The Bollinger Law Firm, P.C.

How does workers' compensation help employees?


Workers' compensation is provided for through both federal and state programs and may be able to help workers who are injured or ill in a variety of ways. Family members may also be able to receive help from workers' compensation programs. In general, workers' compensation is a disability compensation program for workers. While Workers' Compensation is a federal program, states also have workers' compensation programs for non-federal workers who work for private employers.
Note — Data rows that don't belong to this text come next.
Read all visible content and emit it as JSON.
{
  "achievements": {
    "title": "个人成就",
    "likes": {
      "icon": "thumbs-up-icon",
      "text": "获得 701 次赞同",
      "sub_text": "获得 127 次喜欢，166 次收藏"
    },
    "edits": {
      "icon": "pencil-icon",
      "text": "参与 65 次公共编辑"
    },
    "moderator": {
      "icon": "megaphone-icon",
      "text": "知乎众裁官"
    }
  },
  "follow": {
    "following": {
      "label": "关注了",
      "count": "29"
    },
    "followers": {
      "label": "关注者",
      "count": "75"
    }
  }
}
In general, workers who have been injured on the job, or who have suffered an occupational disease, can recover disability compensation through benefits that fall into different categories.

Categories of workers' compensation can include medical treatment, wage replacement benefits, vocational rehabilitation, as well as other benefits that may be available. Workers' compensation benefits may be available to workers and families of workers. Dependants of workers who have died in a work-related accident or from a work-related illness may also be able to receive benefits.

In general, workers' compensation is an alternative to litigation for workers, and their families, when a worker has been injured, fallen ill or killed on the job. Under federal law, disabled federal workers can receive two-thirds of the employee's monthly salary during the period of disability and may receive additional benefits for permanent disability or for dependents. While medical expenses may be covered, workers may be required to go through the process of job re-training.

Both federal and state workers' compensation programs exist to protect workers in similar ways and most states require private employers to carry workers' compensation insurance. A variety of different types of accidents and injuries may lead to coverage for the injured worker. Though the process may sometimes seem complex and overwhelming, it is important that workers understand their rights and the resources available to them when they have suffer harm on the job.